Let those dopers be

    SOMETIMES PEOPLE in law enforcement will hear it whispered that I'm a former cop who favors decriminalization of marijuana laws, and they'll approach me the way they might a traitor or snitch. So let me set the record straight.

    Yes, I was a cop for 34 years, the last six of which I spent as chief of Seattle's police department.

    But no, I don't favor decriminalization. I favor legalization, and not just of pot but of all drugs, including heroin, cocaine, meth, psychotropics, mushrooms and LSD.

    Decriminalization, as my colleagues in the drug reform movement hasten to inform me, takes the crime out of using drugs but continues to classify possession and use as a public offense, punishable by fines.

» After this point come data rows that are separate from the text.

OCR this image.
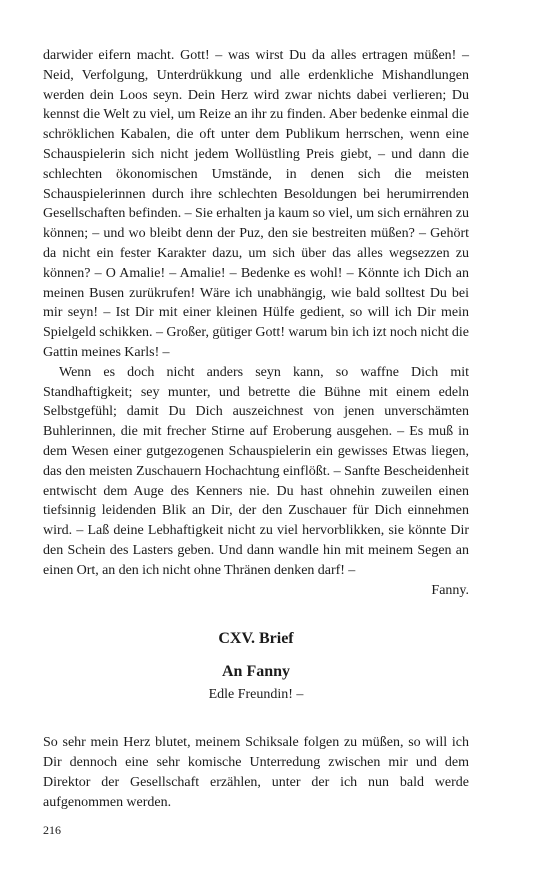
darwider eifern macht. Gott! – was wirst Du da alles ertragen müßen! – Neid, Verfolgung, Unterdrükkung und alle erdenkliche Mishandlungen werden dein Loos seyn. Dein Herz wird zwar nichts dabei verlieren; Du kennst die Welt zu viel, um Reize an ihr zu finden. Aber bedenke einmal die schröklichen Kabalen, die oft unter dem Publikum herrschen, wenn eine Schauspielerin sich nicht jedem Wollüstling Preis giebt, – und dann die schlechten ökonomischen Umstände, in denen sich die meisten Schauspielerinnen durch ihre schlechten Besoldungen bei herumirrenden Gesellschaften befinden. – Sie erhalten ja kaum so viel, um sich ernähren zu können; – und wo bleibt denn der Puz, den sie bestreiten müßen? – Gehört da nicht ein fester Karakter dazu, um sich über das alles wegsezzen zu können? – O Amalie! – Amalie! – Bedenke es wohl! – Könnte ich Dich an meinen Busen zurükrufen! Wäre ich unabhängig, wie bald solltest Du bei mir seyn! – Ist Dir mit einer kleinen Hülfe gedient, so will ich Dir mein Spielgeld schikken. – Großer, gütiger Gott! warum bin ich izt noch nicht die Gattin meines Karls! –

Wenn es doch nicht anders seyn kann, so waffne Dich mit Standhaftigkeit; sey munter, und betrette die Bühne mit einem edeln Selbstgefühl; damit Du Dich auszeichnest von jenen unverschämten Buhlerinnen, die mit frecher Stirne auf Eroberung ausgehen. – Es muß in dem Wesen einer gutgezogenen Schauspielerin ein gewisses Etwas liegen, das den meisten Zuschauern Hochachtung einflößt. – Sanfte Bescheidenheit entwischt dem Auge des Kenners nie. Du hast ohnehin zuweilen einen tiefsinnig leidenden Blik an Dir, der den Zuschauer für Dich einnehmen wird. – Laß deine Lebhaftigkeit nicht zu viel hervorblikken, sie könnte Dir den Schein des Lasters geben. Und dann wandle hin mit meinem Segen an einen Ort, an den ich nicht ohne Thränen denken darf! –

Fanny.

CXV. Brief
An Fanny

Edle Freundin! –

So sehr mein Herz blutet, meinem Schiksale folgen zu müßen, so will ich Dir dennoch eine sehr komische Unterredung zwischen mir und dem Direktor der Gesellschaft erzählen, unter der ich nun bald werde aufgenommen werden.

216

    I've never understood why adults shouldn't enjoy the same right to use verboten drugs as they have to suck on a Marlboro or knock back a scotch and water.

    Prohibition of alcohol fell flat on its face. The prohibition of other drugs rests on an equally wobbly foundation. Not until we choose to frame responsible drug use -- not an oxymoron in my dictionary -- as a civil liberty will we be able to recognize the abuse of drugs, including alcohol, for what it is: a medical, not a criminal, matter.

    As a cop, I bore witness to the multiple lunacies of the "war on drugs." Lasting far longer than any other of our national conflicts, the drug war has been prosecuted with equal vigor by Republican and Democratic administrations, with one president after another -- Nixon, Ford, Carter, Reagan, Bush, Clinton, Bush -- delivering sanctimonious sermons, squandering vast sums of taxpayer money and cheerleading law enforcers from the safety of the sidelines.

    It's not a stretch to conclude that our draconian approach to drug use is the most injurious domestic policy since slavery. Want to cut back on prison overcrowding and save a bundle on the construction of new facilities? Open the doors, let the nonviolent drug offenders go. The huge increases in federal and state prison populations during the 1980s and '90s (from 139 per 100,000 residents in 1980 to 482 per 100,000 in 2003) were mainly for drug convictions. In 1980, 580,900 Americans were arrested on drug charges. By 2003, that figure had ballooned to 1,678,200. We're making more arrests for drug offenses than for murder, manslaughter, forcible rape and aggravated assault combined. Feel safer?